Pada perdagangan Jumat (5/7/2013) Indeks Harga Saham Gabungan (IHSG ) ditutup menguat 20,87 poin (0,46%) ke posisi 4.602,807. Intraday terendah 4.581,888 dan tertinggi 4.647,272. Volume perdagangan dan nilai total transaksi turun. Investor asing mencatatkan net sell dengan penurunan nilai transaksi beli dan kenaikan transaksi jual. Investor domestik mencatatkan net buy. Berikut ini wawancara lengkapnya:
IHSG menguat 0,46% akhir pekan lalu. Apa penjelasan Anda?
Penguatan IHSG Jumat (5/7/2013) hanya didukung oleh nilai perdagangan yang tipis. Nilai transaksi di pasar regular hanya mencapai Rp3,1 triliun. Angka ini relatif kecil dibandingkan rata-rata nilai transaksi hari sebelumnya. Pada saat yang sama, investor asing masih berposisi net sell sebesar Rp262,8 miliar.
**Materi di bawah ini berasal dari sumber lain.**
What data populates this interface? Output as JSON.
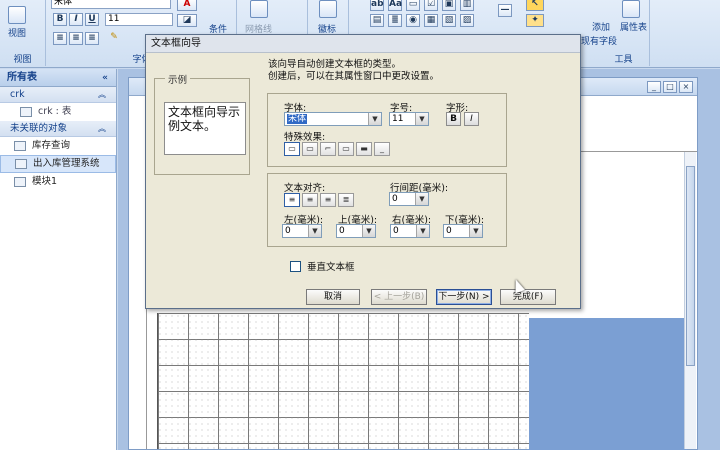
{
  "ribbon": {
    "view_label": "视图",
    "view_group_label": "视图",
    "font_name": "宋体",
    "font_size": "11",
    "font_group_label": "字体",
    "conditional_label": "条件",
    "gridlines_label": "网格线",
    "logo_label": "徽标",
    "add_field_label": "添加",
    "existing_fields_label": "现有字段",
    "property_sheet_label": "属性表",
    "tools_group_label": "工具"
  },
  "nav": {
    "header": "所有表",
    "sections": [
      {
        "title": "crk",
        "items": [
          {
            "label": "crk : 表",
            "selected": false
          }
        ]
      },
      {
        "title": "未关联的对象",
        "items": [
          {
            "label": "库存查询",
            "selected": false
          },
          {
            "label": "出入库管理系统",
            "selected": true
          },
          {
            "label": "模块1",
            "selected": false
          }
        ]
      }
    ]
  },
  "dialog": {
    "title": "文本框向导",
    "desc_line1": "该向导自动创建文本框的类型。",
    "desc_line2": "创建后，可以在其属性窗口中更改设置。",
    "sample_legend": "示例",
    "sample_text": "文本框向导示例文本。",
    "font_label": "字体:",
    "font_value": "宋体",
    "size_label": "字号:",
    "size_value": "11",
    "style_label": "字形:",
    "bold_label": "B",
    "italic_label": "I",
    "effects_label": "特殊效果:",
    "align_label": "文本对齐:",
    "line_spacing_label": "行间距(毫米):",
    "line_spacing_value": "0",
    "left_margin_label": "左(毫米):",
    "left_margin_value": "0",
    "top_margin_label": "上(毫米):",
    "top_margin_value": "0",
    "right_margin_label": "右(毫米):",
    "right_margin_value": "0",
    "bottom_margin_label": "下(毫米):",
    "bottom_margin_value": "0",
    "vertical_text_label": "垂直文本框",
    "vertical_text_checked": false,
    "cancel_label": "取消",
    "back_label": "< 上一步(B)",
    "next_label": "下一步(N) >",
    "finish_label": "完成(F)"
  },
  "colors": {
    "ribbon_bg": "#dbe7f6",
    "dialog_bg": "#ece9d8",
    "selection": "#316ac5",
    "workspace_blue": "#7b9fd3"
  }
}
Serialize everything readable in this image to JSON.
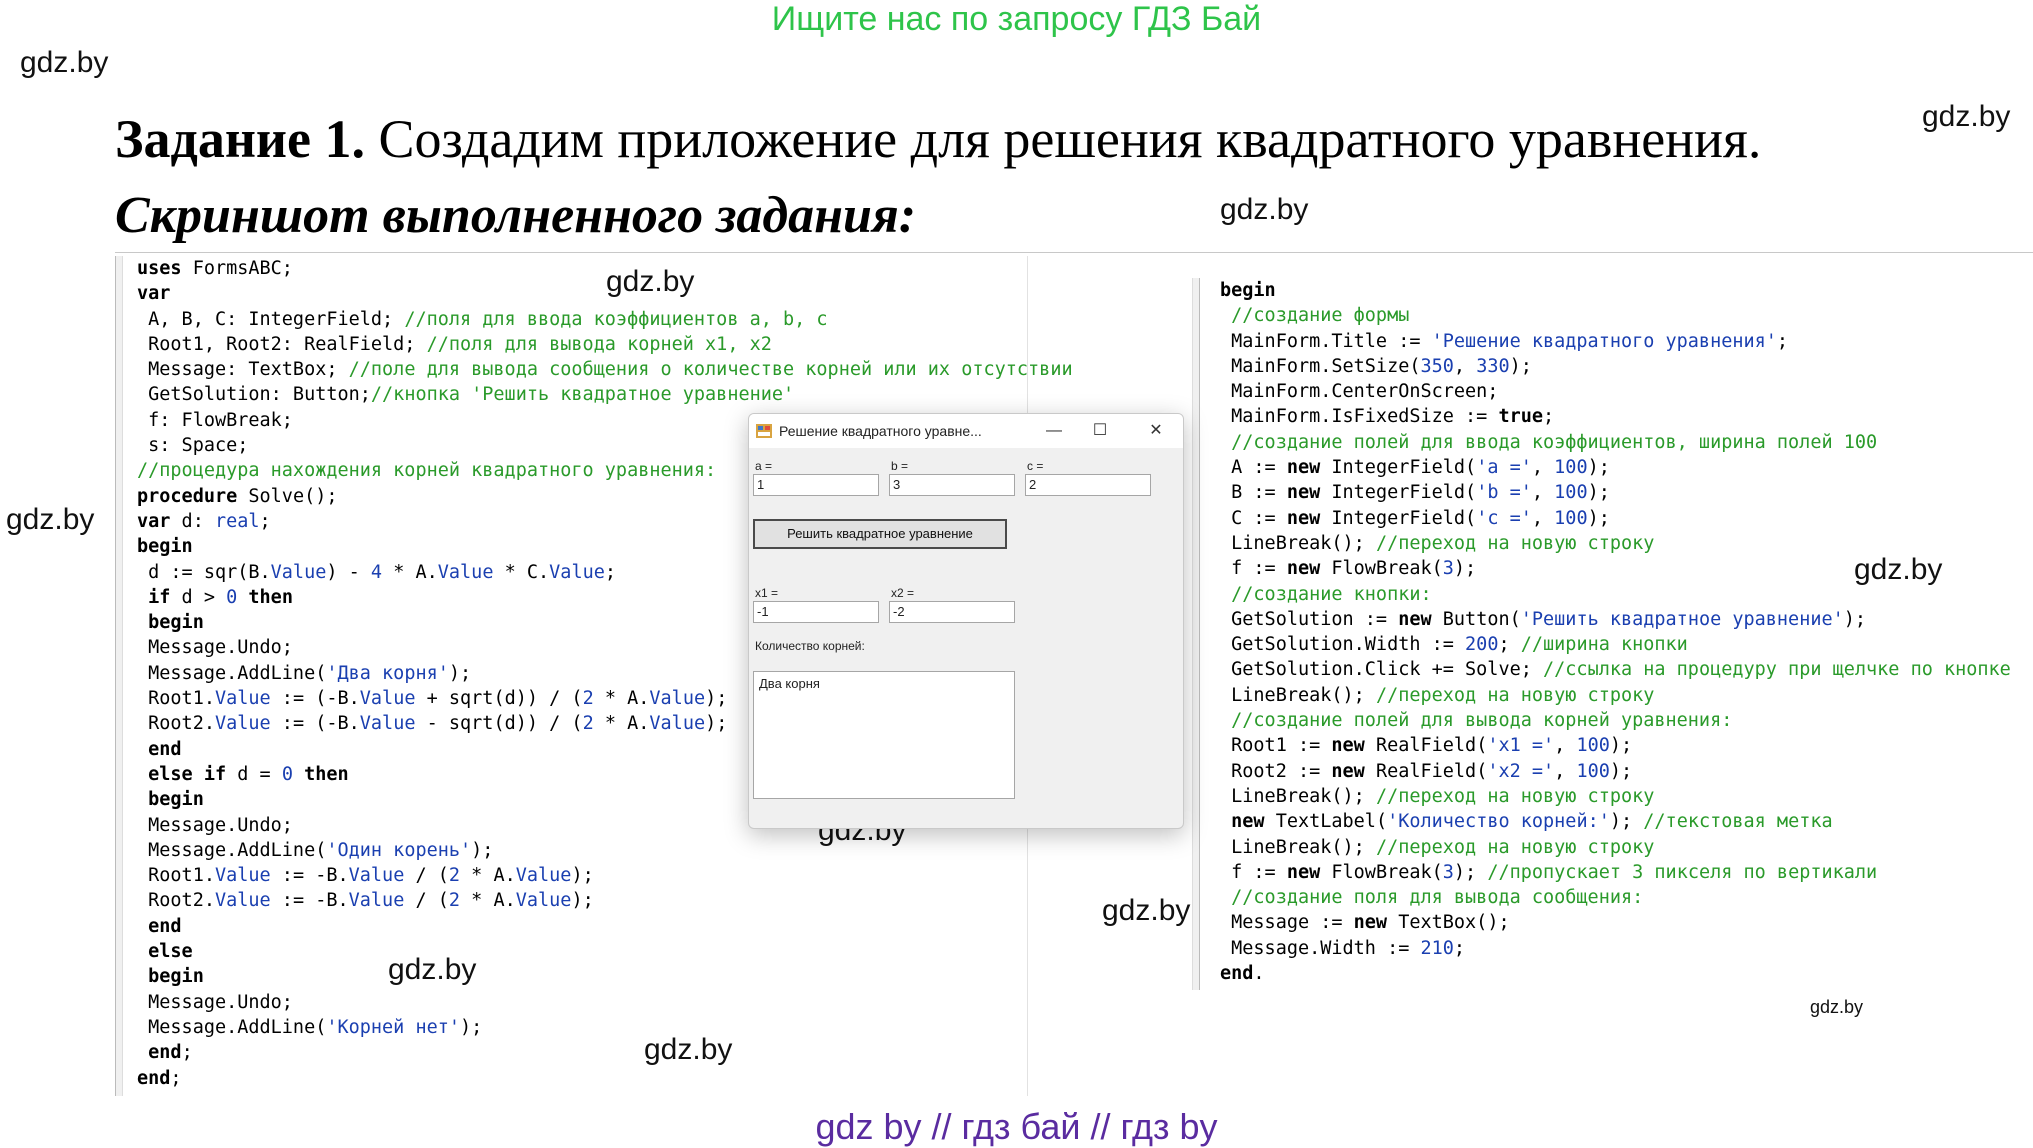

Meski bergerak pada teritori positif, IHSG diawali pergerakan yang volatile dengan level tertinggi 4.647,272 dan terendah 4.581,8 dan ditutup di 4.602. Artinya, indeks masih volatile dalam 60-an poin dengan nilai transaksi yang tipis.
Apa artinya?
Penguatan indeks akhir pekan lalu belum mengonfirmasi untuk penguatan lanjutan. Potensi penguatan lanjutan harus dilihat dari data-data.
Terus apa kata data?
Data-data yang terbentuk di sini, sejak Juni, IHSG membentuk pola pergerakan yang sideways untuk jangka menengah, sebulanan.
Lantas, bagaimana Anda melihat arah IHSG sepekan ke depan?
Dalam sepekan ke depan, indeks masih berpotensi sideways tapi indeks berpeluang bergerak dalam kisaran yang lebar. Level support IHSG di 4.500 dan resistance 4.700.
Faktor apa yang jadi kekhawatiran pasar saat ini?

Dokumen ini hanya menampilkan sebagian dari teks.